The proposal is part of a package of measures that the Ministry of Foreign Affairs has suggested Brussels include in the future simplification of regulations for the EU’s outermost regions (ORs), nine territories in France, Portugal and Spain that are granted special treatment under the treaties, according to a statement on Wednesday by the Minister for Territorial Policy, Ángel Víctor Torres.
The Canary Islands Government had also approached the European Commission to request an exception for the ORs in terms of housing in order to contain price rises, although its request went in another direction: to prohibit or limit the purchase of homes in its territory by foreigners who are not residents of the islands.
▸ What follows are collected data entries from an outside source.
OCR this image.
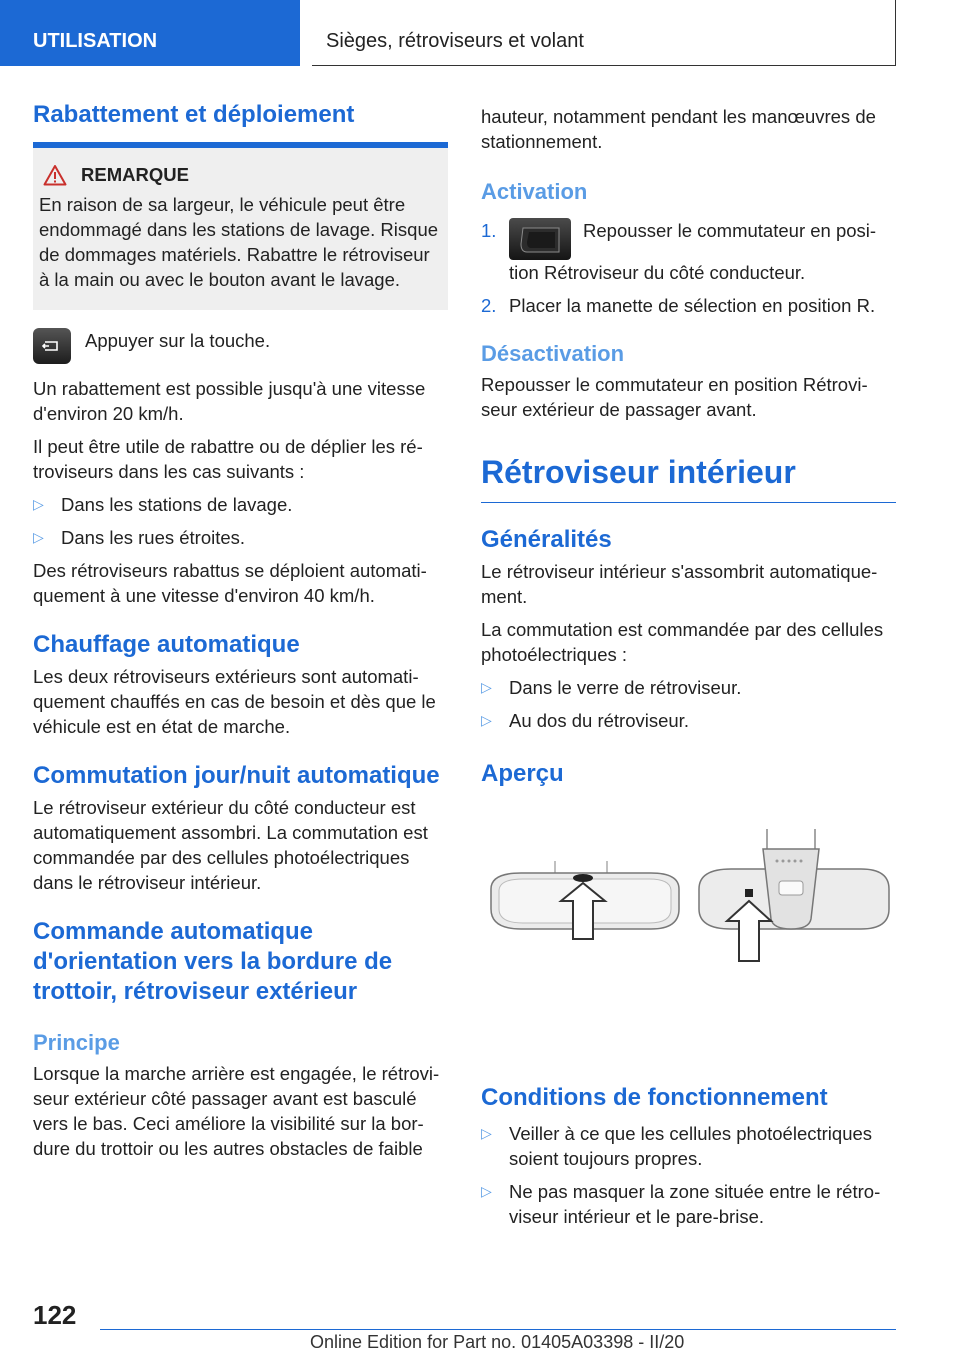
UTILISATION	Sièges, rétroviseurs et volant
Rabattement et déploiement
REMARQUE

En raison de sa largeur, le véhicule peut être endommagé dans les stations de lavage. Risque de dommages matériels. Rabattre le rétroviseur à la main ou avec le bouton avant le lavage.

Appuyer sur la touche.

Un rabattement est possible jusqu'à une vitesse d'environ 20 km/h.

Il peut être utile de rabattre ou de déplier les rétroviseurs dans les cas suivants :

▷ Dans les stations de lavage.

▷ Dans les rues étroites.

Des rétroviseurs rabattus se déploient automatiquement à une vitesse d'environ 40 km/h.

Chauffage automatique

Les deux rétroviseurs extérieurs sont automatiquement chauffés en cas de besoin et dès que le véhicule est en état de marche.

Commutation jour/nuit automatique

Le rétroviseur extérieur du côté conducteur est automatiquement assombri. La commutation est commandée par des cellules photoélectriques dans le rétroviseur intérieur.

Commande automatique d'orientation vers la bordure de trottoir, rétroviseur extérieur
Principe

Lorsque la marche arrière est engagée, le rétroviseur extérieur côté passager avant est basculé vers le bas. Ceci améliore la visibilité sur la bordure du trottoir ou les autres obstacles de faible

hauteur, notamment pendant les manœuvres de stationnement.

Activation
1.	Repousser le commutateur en position Rétroviseur du côté conducteur.

2. Placer la manette de sélection en position R.

Désactivation

Repousser le commutateur en position Rétroviseur extérieur de passager avant.

Rétroviseur intérieur
Généralités

Le rétroviseur intérieur s'assombrit automatiquement.

La commutation est commandée par des cellules photoélectriques :

▷ Dans le verre de rétroviseur.

▷ Au dos du rétroviseur.

Aperçu
Conditions de fonctionnement
▷ Veiller à ce que les cellules photoélectriques soient toujours propres.

▷ Ne pas masquer la zone située entre le rétroviseur intérieur et le pare-brise.

122
Online Edition for Part no. 01405A03398 - II/20
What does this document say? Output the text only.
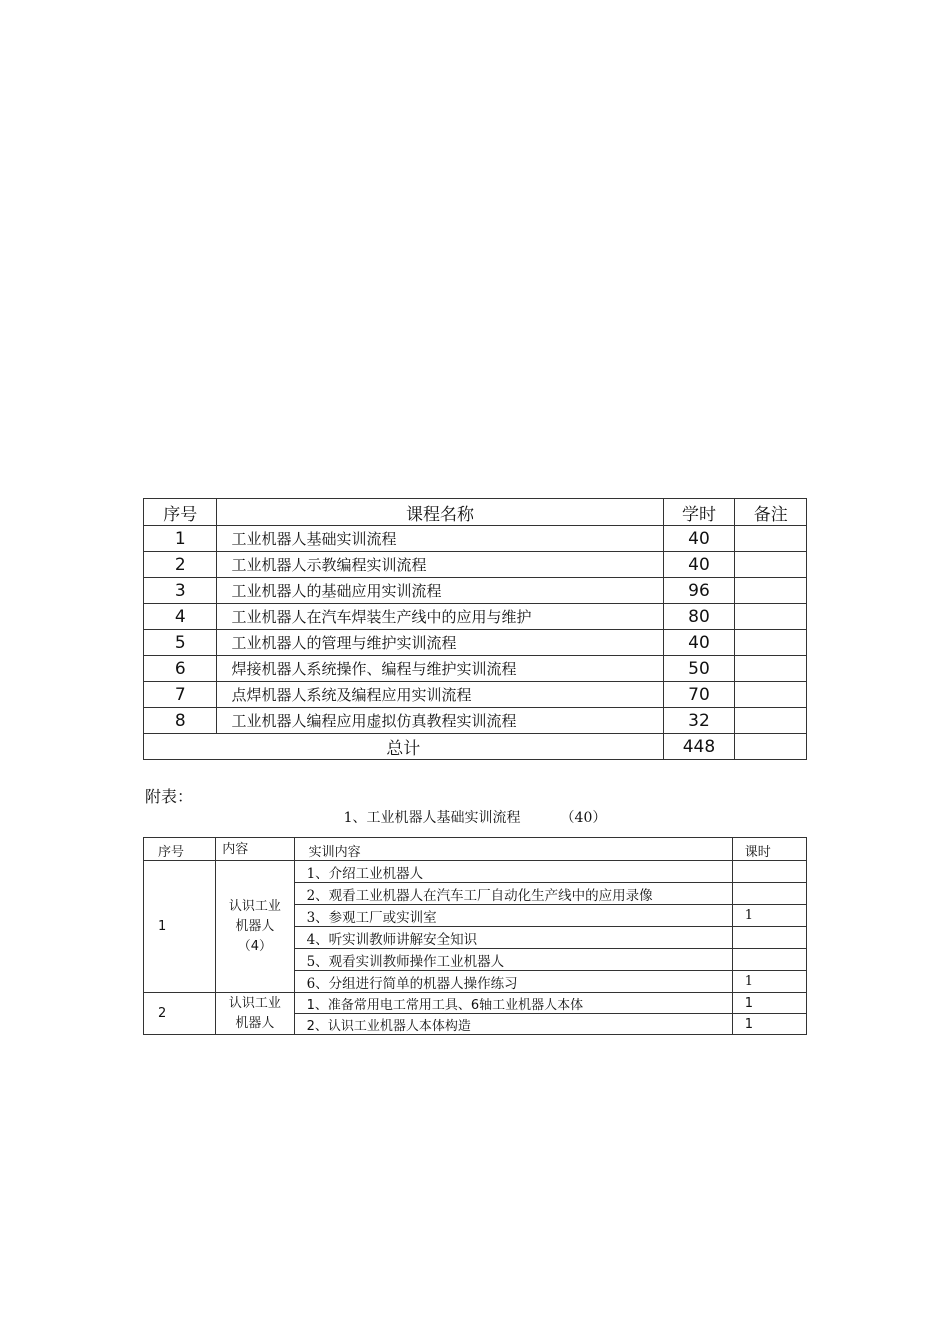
序号	课程名称	学时	备注
1	工业机器人基础实训流程	40	
2	工业机器人示教编程实训流程	40	
3	工业机器人的基础应用实训流程	96	
4	工业机器人在汽车焊装生产线中的应用与维护	80	
5	工业机器人的管理与维护实训流程	40	
6	焊接机器人系统操作、编程与维护实训流程	50	
7	点焊机器人系统及编程应用实训流程	70	
8	工业机器人编程应用虚拟仿真教程实训流程	32	
总计		448	
附表：
1、工业机器人基础实训流程	（40）
序号	内容	实训内容	课时
1	认识工业
机器人
（4）	1、介绍工业机器人	
		2、观看工业机器人在汽车工厂自动化生产线中的应用录像	
		3、参观工厂或实训室	1
		4、听实训教师讲解安全知识	
		5、观看实训教师操作工业机器人	
		6、分组进行简单的机器人操作练习	1
2	认识工业
机器人	1、准备常用电工常用工具、6轴工业机器人本体	1
		2、认识工业机器人本体构造	1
The president of the autonomous community, Fernando Clavijo, travelled to Brussels to persuade the Commission to take action on the matter, with statistics showing that in the Canary Islands one in four homes for sale goes to foreign citizens. He also argued that the islands have a fragmented and limited territory, where tensions in the property market have a greater impact on the resident population.
The Spanish government had not yet responded to Clavijo’s request, beyond acknowledging that it would study it, but it has now submitted its own suggestion to the EU for all the outermost regions, including the Canary Islands. ‘We propose that the acquisition of housing in the outermost regions for non-residential use be limited by legislative mechanisms, so that prices can be lowered and young people and other groups in difficulty can access it,’ Minister Torres explained in a statement released by his department.
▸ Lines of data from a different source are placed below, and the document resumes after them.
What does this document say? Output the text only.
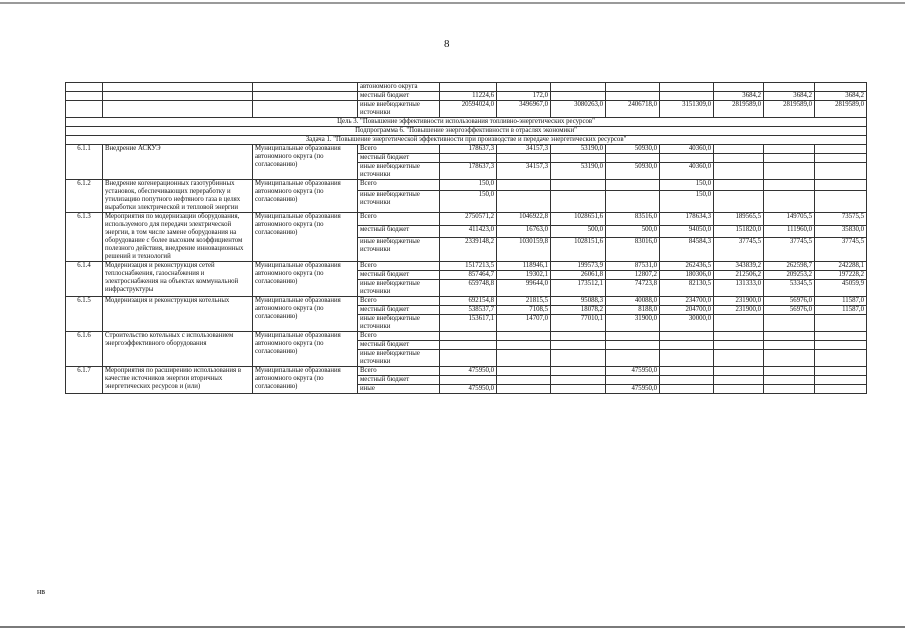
8
			автономного округа								
			местный бюджет	11224,6	172,0				3684,2	3684,2	3684,2
			иные внебюджетные источники	20594024,0	3496967,0	3080263,0	2406718,0	3151309,0	2819589,0	2819589,0	2819589,0
Цель 3. "Повышение эффективности использования топливно-энергетических ресурсов"											
Подпрограмма 6. "Повышение энергоэффективности в отраслях экономики"											
Задача 1. "Повышение энергетической эффективности при производстве и передаче энергетических ресурсов"											
6.1.1	Внедрение АСКУЭ	Муниципальные образования автономного округа (по согласованию)	Всего	178637,3	34157,3	53190,0	50930,0	40360,0			
			местный бюджет								
			иные внебюджетные источники	178637,3	34157,3	53190,0	50930,0	40360,0			
6.1.2	Внедрение когенерационных газотурбинных установок, обеспечивающих переработку и утилизацию попутного нефтяного газа в целях выработки электрической и тепловой энергии	Муниципальные образования автономного округа (по согласованию)	Всего	150,0				150,0			
			иные внебюджетные источники	150,0				150,0			
6.1.3	Мероприятия по модернизации оборудования, используемого для передачи электрической энергии, в том числе замене оборудования на оборудование с более высоким коэффициентом полезного действия, внедрение инновационных решений и технологий	Муниципальные образования автономного округа (по согласованию)	Всего	2750571,2	1046922,8	1028651,6	83516,0	178634,3	189565,5	149705,5	73575,5
			местный бюджет	411423,0	16763,0	500,0	500,0	94050,0	151820,0	111960,0	35830,0
			иные внебюджетные источники	2339148,2	1030159,8	1028151,6	83016,0	84584,3	37745,5	37745,5	37745,5
6.1.4	Модернизация и реконструкция сетей теплоснабжения, газоснабжения и электроснабжения на объектах коммунальной инфраструктуры	Муниципальные образования автономного округа (по согласованию)	Всего	1517213,5	118946,1	199573,9	87531,0	262436,5	343839,2	262598,7	242288,1
			местный бюджет	857464,7	19302,1	26061,8	12807,2	180306,0	212506,2	209253,2	197228,2
			иные внебюджетные источники	659748,8	99644,0	173512,1	74723,8	82130,5	131333,0	53345,5	45059,9
6.1.5	Модернизация и реконструкция котельных	Муниципальные образования автономного округа (по согласованию)	Всего	692154,8	21815,5	95088,3	40088,0	234700,0	231900,0	56976,0	11587,0
			местный бюджет	538537,7	7108,5	18078,2	8188,0	204700,0	231900,0	56976,0	11587,0
			иные внебюджетные источники	153617,1	14707,0	77010,1	31900,0	30000,0			
6.1.6	Строительство котельных с использованием энергоэффективного оборудования	Муниципальные образования автономного округа (по согласованию)	Всего								
			местный бюджет								
			иные внебюджетные источники								
6.1.7	Мероприятия по расширению использования в качестве источников энергии вторичных энергетических ресурсов и (или)	Муниципальные образования автономного округа (по согласованию)	Всего	475950,0			475950,0				
			местный бюджет								
			иные	475950,0			475950,0				
нв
Spain’s contribution to the debate on the future of the OR regulations extends to other areas of particular interest to the Canary Islands: the primary sector, immigration and state aid. In the case of the primary sector, it is making a specific request for the Programme of Options Specifically Relating to Remoteness and Insularity (POSEI), considering it ‘of vital importance for the primary sector’ of the Canary Islands.
Its approach, shared by the Ministries of Agriculture and Finance, ‘highlights the strategic value of the primary sector in the ORs, especially in the Canary Islands, requesting, in turn, that the uniqueness of POSEI be maintained with a sufficient budget and also calling for administrative and bureaucratic streamlining’.
The Ministry of Territorial Policy, which has coordinated the work to draft the text sent by Spain to Brussels, specifies that measures are also requested for the sustainability of the primary sector, ‘such as the establishment of rules to enable the urgent renewal of the small fleet in the ORs and the amendment of the EU Regulation to allow “de minimis” aid for reforms and improvements in safety and sustainability in fishing vessels of less than 12 metres’.
With regard to migration, Spain is calling for ‘the redistribution of minors and the transfer of migrants from the ORs to mainland Europe to be facilitated, avoiding their concentration in these regions and ensuring an adequate legal framework’. In 2025, the Canary Islands alone took in almost 6,000 African minors who arrived in small boats and canoes, who are now beginning to be distributed among the rest of the Spanish communities under the recent reform of the Immigration Law.
Spain also wants the Canary Islands and the other ORs to be allowed ‘a more flexible regime for the approval of state aid, without restrictions on amounts, sectors or time limits, provided that the internal cohesion of the Union is not affected’. Finally, it encourages Brussels to turn the outermost regions into a testing ground ‘to try out legislative innovations in a controlled environment, simplifying rules and reducing burdens before applying them to the Union as a whole’.